Se percata de un olor extraño que le recuerda vagamente a algo. Le llega tenue a su olfato. Algo que había olido hacía poco, algo que había olido hace mucho. Saluda a su vecina y se retira.
Entra en su casa. Se encamina hacia el baño. Se desviste con idea de hacer de los últimos coletazos del verano algo más soportables con una ducha fría. Durante un instante no puede evitar pensar que hay algo extraño en ese día. Un leve destello de ansiedad. No sabe el qué, ni siquiera de si solo había pasado en unas horas o era algo que se había estado apoderando de ella, poco a poco, con el tiempo.
Tan ensimismada está que no oye el casi silencioso chasquido de la puerta principal al abrirse. Ni mucho menos el casi imperceptible arrastrar de unos pasos amortiguados que también se encaminan hacia la ducha. Helena no era una persona que soliese escuchar a su subconsciente. Si hubiese tenido la costumbre de hacerlo, lo habría escuchado susurrar tiempo atrás, intentando ponerle en sobre aviso. Su subconsciente, el que conocía y había observado todos los detalles de todo lo que está pasando a su alrededor.
Si hubiese tenido la costumbre de hacerlo, lo hubiera escuchado gritar en este mismo instante.
***
Al día siguiente de nuevo sus compañeros tienen a alguien por quién llorar. Inexplicable. ¿Cómo es posible un infarto en una mujer joven y activa? La conmoción es absoluta, dos muertes en dos días, aunque nadie las relaciona… Nadie conoce el affaire que ambos mantuvieron hace años, la fría noche de la cena de empresa de las navidades del 2011 en la que consumieron algunas copas de más, y tras la cual el mecánico se ofreció a llevarla a casa porque ella no quería coger el coche.

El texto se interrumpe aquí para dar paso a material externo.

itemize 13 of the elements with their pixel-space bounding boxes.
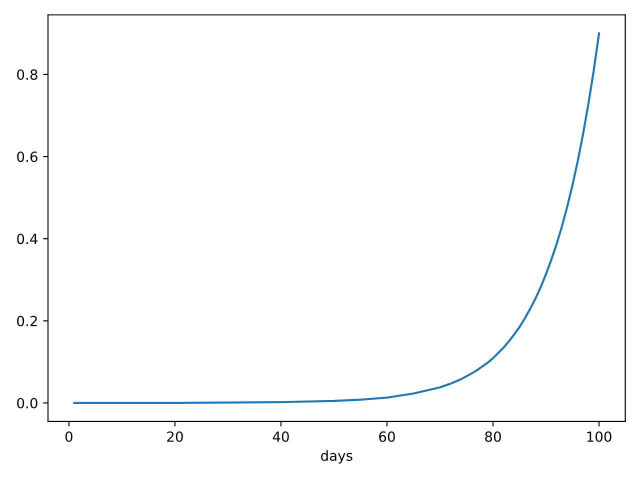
x-tick-label: 60 [379, 431, 395, 442]
y-tick-label: 0.0 [17, 398, 38, 408]
x-axis-title: days [321, 450, 352, 464]
x-tick-label: 80 [485, 431, 501, 442]
y-tick-label: 0.2 [17, 316, 37, 326]
x-tick-label: 0 [65, 431, 72, 442]
y-tick-label: 0.4 [17, 234, 38, 244]
line-series [73, 32, 600, 404]
y-tick-label: 0.6 [17, 152, 38, 162]
x-tick-label: 20 [167, 431, 183, 442]
y-tick-label: 0.8 [17, 69, 38, 80]
x-tick-label: 100 [587, 431, 612, 442]
x-tick-label: 40 [272, 431, 289, 442]
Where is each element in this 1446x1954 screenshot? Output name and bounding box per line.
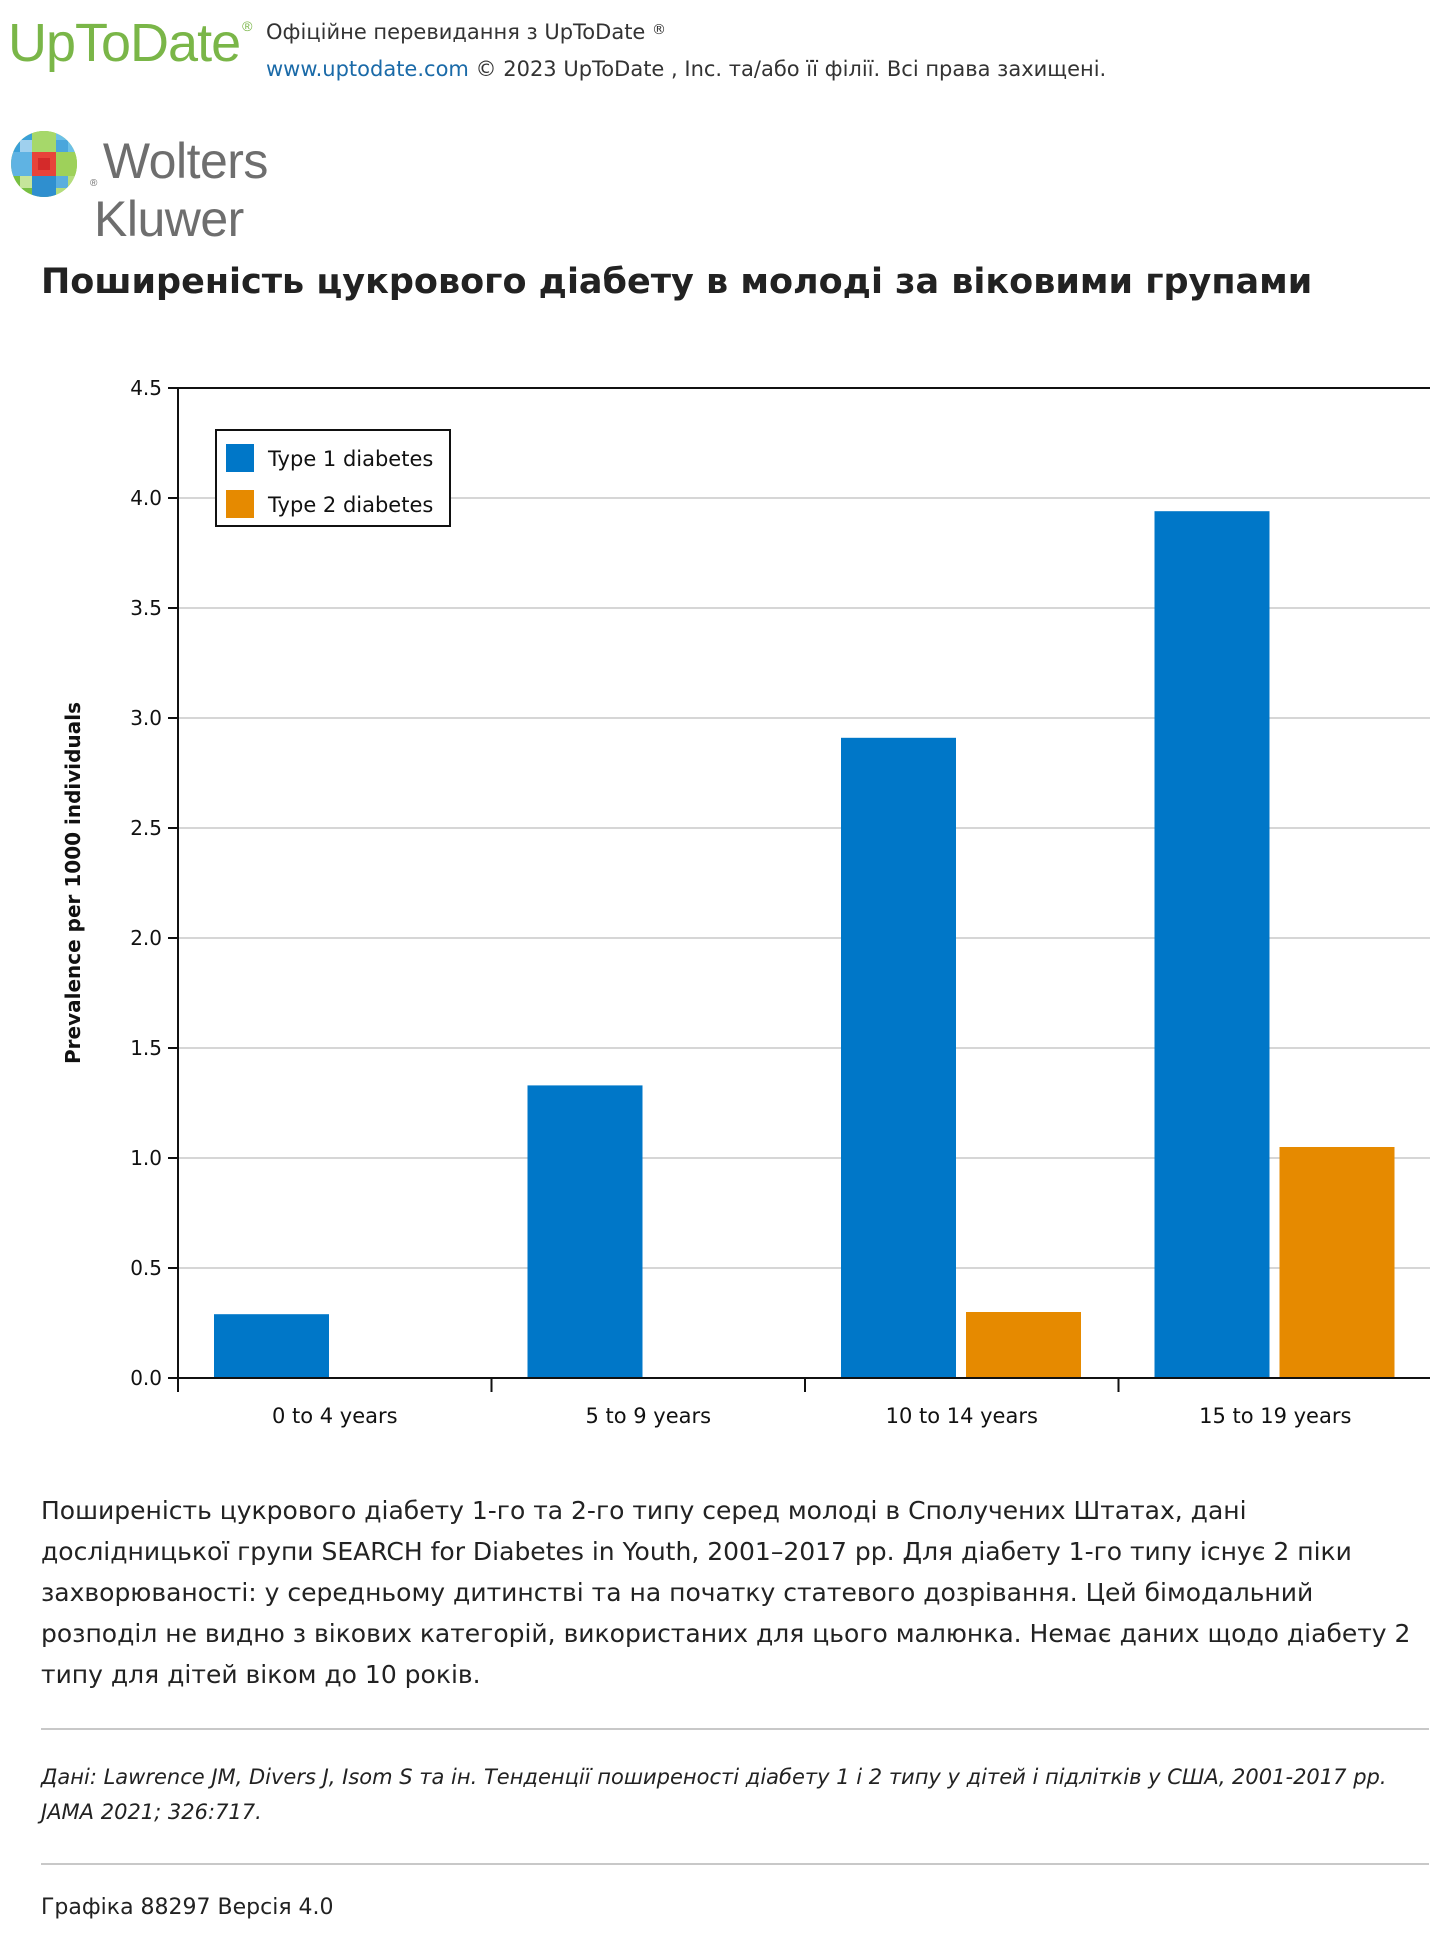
- uptodate-link[interactable]: www.uptodate.com: [266, 57, 469, 81]
- x-tick-label: 5 to 9 years: [585, 1404, 711, 1428]
- legend-label: Type 2 diabetes: [267, 493, 433, 517]
- bar: [1279, 1147, 1395, 1378]
- header-line-1: Офіційне перевидання з UpToDate ®: [266, 14, 1106, 51]
- x-tick-label: 10 to 14 years: [886, 1404, 1038, 1428]
- bar: [214, 1314, 329, 1378]
- page-title: Поширеність цукрового діабету в молоді з…: [41, 262, 1313, 302]
- wolters-kluwer-wordmark: ® Wolters Kluwer: [90, 132, 428, 248]
- legend-label: Type 1 diabetes: [267, 447, 433, 471]
- x-tick-label: 15 to 19 years: [1199, 1404, 1351, 1428]
- legend-swatch: [226, 444, 254, 472]
- official-reprint-text: Офіційне перевидання з UpToDate: [266, 20, 646, 44]
- source-citation: Дані: Lawrence JM, Divers J, Isom S та і…: [41, 1765, 1387, 1824]
- bar: [966, 1312, 1081, 1378]
- wolters-kluwer-globe-icon: [11, 131, 77, 197]
- plot-frame: [177, 387, 1430, 1379]
- legend-swatch: [226, 490, 254, 518]
- uptodate-logo-text: UpToDate: [8, 13, 241, 73]
- y-tick-label: 0.5: [130, 1256, 162, 1280]
- divider-bottom: [41, 1863, 1429, 1865]
- wolters-kluwer-reg: ®: [90, 178, 97, 190]
- x-tick-label: 0 to 4 years: [272, 1404, 398, 1428]
- y-tick-label: 1.5: [130, 1036, 162, 1060]
- y-tick-label: 4.5: [130, 376, 162, 400]
- bar: [841, 737, 956, 1378]
- y-tick-label: 0.0: [130, 1366, 162, 1390]
- graphic-version: Графіка 88297 Версія 4.0: [41, 1895, 334, 1920]
- figure-caption: Поширеність цукрового діабету 1-го та 2-…: [41, 1496, 1411, 1689]
- y-axis-label: Prevalence per 1000 individuals: [61, 702, 85, 1064]
- header-line-2: www.uptodate.com © 2023 UpToDate , Inc. …: [266, 51, 1106, 88]
- y-tick-label: 2.0: [130, 926, 162, 950]
- chart-axes: 0.0 0.5 1.0 1.5 2.0 2.5 3.0 3.5 4.0 4.5 0 to 4 yea…: [61, 376, 1430, 1428]
- prevalence-bar-chart: 0.0 0.5 1.0 1.5 2.0 2.5 3.0 3.5 4.0 4.5 0 to 4 yea…: [61, 376, 1430, 1428]
- uptodate-logo-reg: ®: [242, 18, 252, 34]
- chart-legend: Type 1 diabetes Type 2 diabetes: [215, 429, 451, 527]
- copyright-text: © 2023 UpToDate , Inc. та/або її філії. …: [468, 57, 1107, 81]
- header: UpToDate ® Офіційне перевидання з UpToDat…: [0, 0, 1446, 100]
- y-tick-label: 4.0: [130, 486, 162, 510]
- y-tick-label: 3.5: [130, 596, 162, 620]
- uptodate-logo[interactable]: UpToDate ®: [8, 12, 253, 74]
- y-tick-label: 3.0: [130, 706, 162, 730]
- wolters-kluwer-logo[interactable]: ® Wolters Kluwer: [8, 128, 428, 247]
- header-text: Офіційне перевидання з UpToDate ® www.up…: [266, 14, 1106, 88]
- bar: [527, 1085, 643, 1378]
- wolters-kluwer-text: Wolters Kluwer: [94, 133, 268, 247]
- official-reprint-reg: ®: [652, 22, 667, 38]
- y-tick-label: 2.5: [130, 816, 162, 840]
- chart-bars: [214, 511, 1395, 1378]
- divider-top: [41, 1728, 1429, 1730]
- legend-box: [215, 429, 451, 527]
- y-tick-label: 1.0: [130, 1146, 162, 1170]
- bar: [1154, 511, 1270, 1378]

Nadie sabe, ni sabrá nunca, el desenlace de esa situación: ella le rechazó al día siguiente, incluso le recriminó haber aprovechado su embriaguez, y él no aceptó nunca el rechazo. Su cordialidad en un trato apenas existente escondía la más absoluta indiferencia de ella y el orgullo herido de él, que se fue convirtiendo en una bola de nieve que no paró de crecer día a día ante su presencia.
Solo la vecina de Helena, esa anciana tan cercana a la muerte que puede intuir el otro lado, alertada por el efluvio de gasolina y sudor, se ha asomado a la ventana abierta del patio en esta cálida noche para ser testigo de la venganza.